El final del curso escolar se anda asomando. Mi hija comenzó el diagnóstico de preescolar. La tarde del jueves último fui a buscarla, y la maestra me dijo: “salió muy bien”. Conversamos un rato sobre lo que habían examinado: identificar consonantes y vocales, y cómo suenan juntas.
Después de llegar a casa tuve una idea, le escribí a Amalia en la última hoja de mi agenda: MAMÁ MIMA A TITO. Lentamente fuimos repitiendo sílaba por sílaba; al principio le costó entender de qué se trataba, pero cuando percibió que estaba nada más y nada menos que leyendo, el rostro se le iluminó: resulta que eso era, que los signos en los libros podían descifrarse así.
Enseguida me preguntó cuándo iba a poder leerlo todo, y le dije que pronto, en primer grado, que anda a la vuelta de la esquina.
Creo que en materia de hijas e hijos no hay nada que no esté ahí, a la vuelta de la esquina, y por mucho que nos preparemos, termina por sorprendernos lo rápido que las cosas suceden.
Tan ocupadas andamos en el día a día, que los meses se escurren veloces y se tornan años. Por eso a veces nos parece que improvisamos mucho y nos culpamos, cuando en realidad esa espontaneidad es de lo más lindo que tiene el oficio de maternar o paternar.

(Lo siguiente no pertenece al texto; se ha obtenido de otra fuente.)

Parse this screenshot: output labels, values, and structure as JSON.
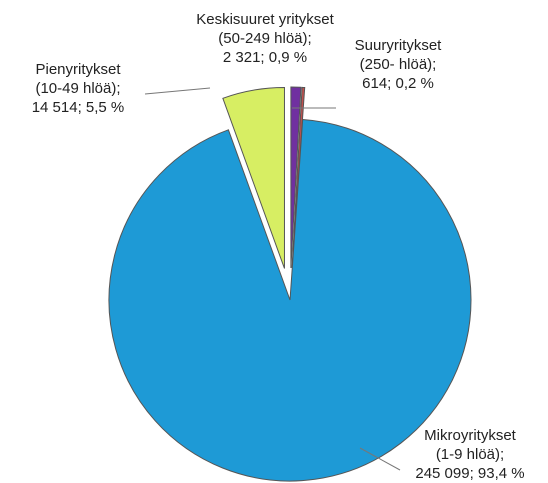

No podemos creer que planificaremos al dedillo la vida de nuestra descendencia, que cual perfecto plan de trabajo tendremos anticipado cada momento, cada hito o reto, y la respuesta necesaria; porque mientras ellos viven al amparo de sus adultos responsables, esos adultos (es decir, nosotros) vamos también viviendo. Y la vida, ya se sabe, es impredecible.
No es un canto a la irresponsabilidad, sino al compañerismo. ¡Qué diferente todo cuando en vez de asumir que debemos dirigir verticalmente el crecimiento de nuestros hijos, visualizamos una construcción familiar colectiva, donde cada uno aporta!
Si mi hija se maravilla por el milagro de la lectura, yo aprendo a la par de paciencia; cuando estoy molesta y hablo feo, ella me corrige, porque antes le enseñé de las emociones y de cómo no dejar que nos dominen; si me ven atareada o enferma, tratan de hacer todo por ayudarme, porque hemos conversado sobre el valor del trabajo, porque los he mecido con dulzura cuando lo han necesitado.
Todo lo que una da, vuelve, si entendemos la crianza (y se las presentamos), como un ir juntos, donde como madres y padres tenemos responsabilidades ineludibles, donde hay reglas y deberes, pero también crecimiento y protección mutuos.
No hay que esperar a que crezcan para hacerlos nuestros cómplices si desde ahora forjamos ese lazo, nunca haciéndolos partícipes de problemas que no pueden comprender, ni de rencillas, y mucho menos poniéndolos a escoger lados; tampoco dándoles el deber de cuidarnos o consolarnos. No hay que venderles, por el contrario, una idea de ser todopoderoso, que no se cansa, que no tiene necesidades, y que le resolverá cada conflicto.
El camino está en el equilibrio, protegerlos de lo que se pueda, pero honrar su condición de seres pensantes, con autonomía progresiva.
Quizá cuando Amalia sea capaz de leerme un párrafo entero, yo me sorprenderé. ¿Cómo sabe leer la Nani que ayer era un bicharraquito de ojos inmensos a quien yo mecía en el sillón de madrugada? Pero podré decir: llegamos juntas; y, sobre todo, lo hemos disfrutado.